Ex Parte D'ANTONIO - Page 9


                     Appeal No. 1998-1987                                                                                                       
                     Application No. 07/915,783                                                                                                 

                     an art-accepted experimental animal for malaria vaccine research.  See Perrin,                                             
                     pages 1345 and 1346 (discussing immunization of mice with various plasmodial                                               
                     antigens); Butcher, page 318 (showing the results of three vaccination trials                                              
                     conducted in mice, together with results from other animals) and 321-22                                                    
                     (discussing the advantages and disadvantages of various animal models,                                                     
                     including mice).                                                                                                           
                             Thus, the specification appears to provide “proof of an alleged                                                    
                     pharmaceutical property for a compound by statistically significant tests with                                             
                     standard experimental animals.”  Brana, 51 F.3d at 1567, 34 USPQ2d at 1442.                                                
                     This “is sufficient to establish utility,” id., unless the examiner provides convincing                                    
                     evidence or scientific reasoning to the contrary.  The examiner, however,                                                  
                     provides only vague doubts about whether the claimed compositions will                                                     
                     ultimately prove to be effective.  On this record, we cannot say that the claims                                           
                     lack utility and we therefore reverse the rejection of claims 11-16, 18, 27, 29, and                                       
                     68-80 for nonenablement.                                                                                                   

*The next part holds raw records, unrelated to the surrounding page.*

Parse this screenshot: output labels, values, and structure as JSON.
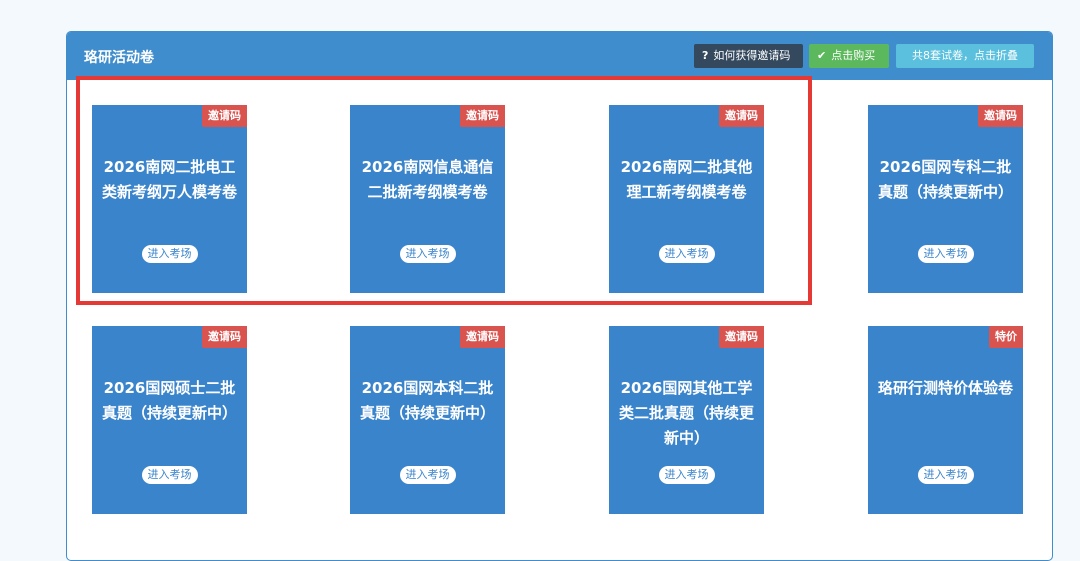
{
  "panel": {
    "title": "珞研活动卷",
    "help_label": "如何获得邀请码",
    "buy_label": "点击购买",
    "fold_label": "共8套试卷，点击折叠"
  },
  "cards": [
    {
      "title": "2026南网二批电工类新考纲万人模考卷",
      "badge": "邀请码",
      "button": "进入考场"
    },
    {
      "title": "2026南网信息通信二批新考纲模考卷",
      "badge": "邀请码",
      "button": "进入考场"
    },
    {
      "title": "2026南网二批其他理工新考纲模考卷",
      "badge": "邀请码",
      "button": "进入考场"
    },
    {
      "title": "2026国网专科二批真题（持续更新中）",
      "badge": "邀请码",
      "button": "进入考场"
    },
    {
      "title": "2026国网硕士二批真题（持续更新中）",
      "badge": "邀请码",
      "button": "进入考场"
    },
    {
      "title": "2026国网本科二批真题（持续更新中）",
      "badge": "邀请码",
      "button": "进入考场"
    },
    {
      "title": "2026国网其他工学类二批真题（持续更新中）",
      "badge": "邀请码",
      "button": "进入考场"
    },
    {
      "title": "珞研行测特价体验卷",
      "badge": "特价",
      "button": "进入考场"
    }
  ],
  "colors": {
    "header": "#3f8dcc",
    "card": "#3a84cc",
    "badge": "#d9534f",
    "buy": "#5cb85c",
    "fold": "#5bc0de",
    "help": "#34495e",
    "highlight": "#e53935"
  },
  "icons": {
    "help": "question-icon",
    "buy": "check-icon"
  }
}
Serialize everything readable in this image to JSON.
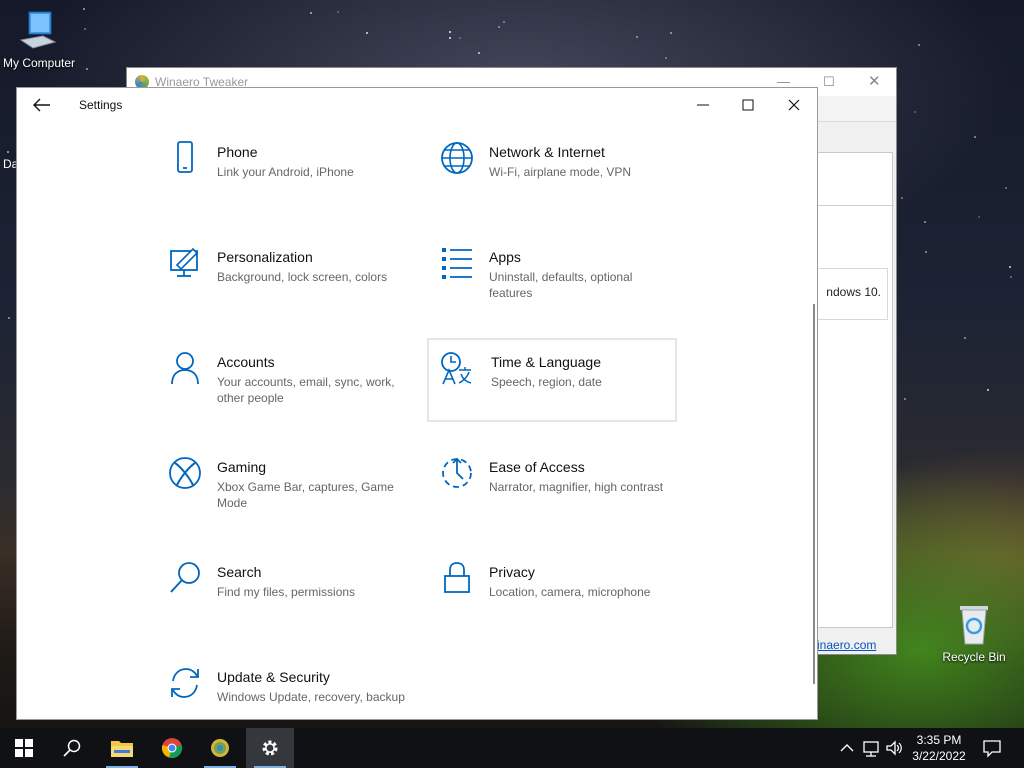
{
  "desktop": {
    "icons": [
      {
        "label": "My Computer"
      },
      {
        "label": "Recycle Bin"
      }
    ],
    "partial_text": "Da"
  },
  "winaero": {
    "title": "Winaero Tweaker",
    "fragment_text": "ndows 10.",
    "link_text": "inaero.com"
  },
  "settings": {
    "title": "Settings",
    "accent": "#0067c0",
    "tiles": [
      {
        "name": "Phone",
        "desc": "Link your Android, iPhone",
        "icon": "phone-icon"
      },
      {
        "name": "Network & Internet",
        "desc": "Wi-Fi, airplane mode, VPN",
        "icon": "globe-icon"
      },
      {
        "name": "Personalization",
        "desc": "Background, lock screen, colors",
        "icon": "personalization-icon"
      },
      {
        "name": "Apps",
        "desc": "Uninstall, defaults, optional features",
        "icon": "apps-list-icon"
      },
      {
        "name": "Accounts",
        "desc": "Your accounts, email, sync, work, other people",
        "icon": "person-icon"
      },
      {
        "name": "Time & Language",
        "desc": "Speech, region, date",
        "icon": "time-language-icon"
      },
      {
        "name": "Gaming",
        "desc": "Xbox Game Bar, captures, Game Mode",
        "icon": "xbox-icon"
      },
      {
        "name": "Ease of Access",
        "desc": "Narrator, magnifier, high contrast",
        "icon": "ease-of-access-icon"
      },
      {
        "name": "Search",
        "desc": "Find my files, permissions",
        "icon": "search-icon"
      },
      {
        "name": "Privacy",
        "desc": "Location, camera, microphone",
        "icon": "lock-icon"
      },
      {
        "name": "Update & Security",
        "desc": "Windows Update, recovery, backup",
        "icon": "update-icon"
      }
    ]
  },
  "taskbar": {
    "apps": [
      "start",
      "search",
      "file-explorer",
      "chrome",
      "winaero-tweaker",
      "settings"
    ],
    "clock": {
      "time": "3:35 PM",
      "date": "3/22/2022"
    }
  }
}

                     3.  The “undue experimentation” enablement rejection.                                                                      
                             In a separate rejection, the examiner rejected all of the pending claims as                                        
                     nonenabled, on the basis that undue experimentation would be required to                                                   
                     practice the claims throughout their full scope.  The examiner points to Howard                                            
                     as showing that different detergents extract different antigens from malarial                                              
                     parasites.  The examiner concludes that “the disclosure is enabling only for                                               
                     claims limited to antigenic factors obtained using the exemplified non-ionic                                               
                     detergents.”  Examiner’s Answer, page 9.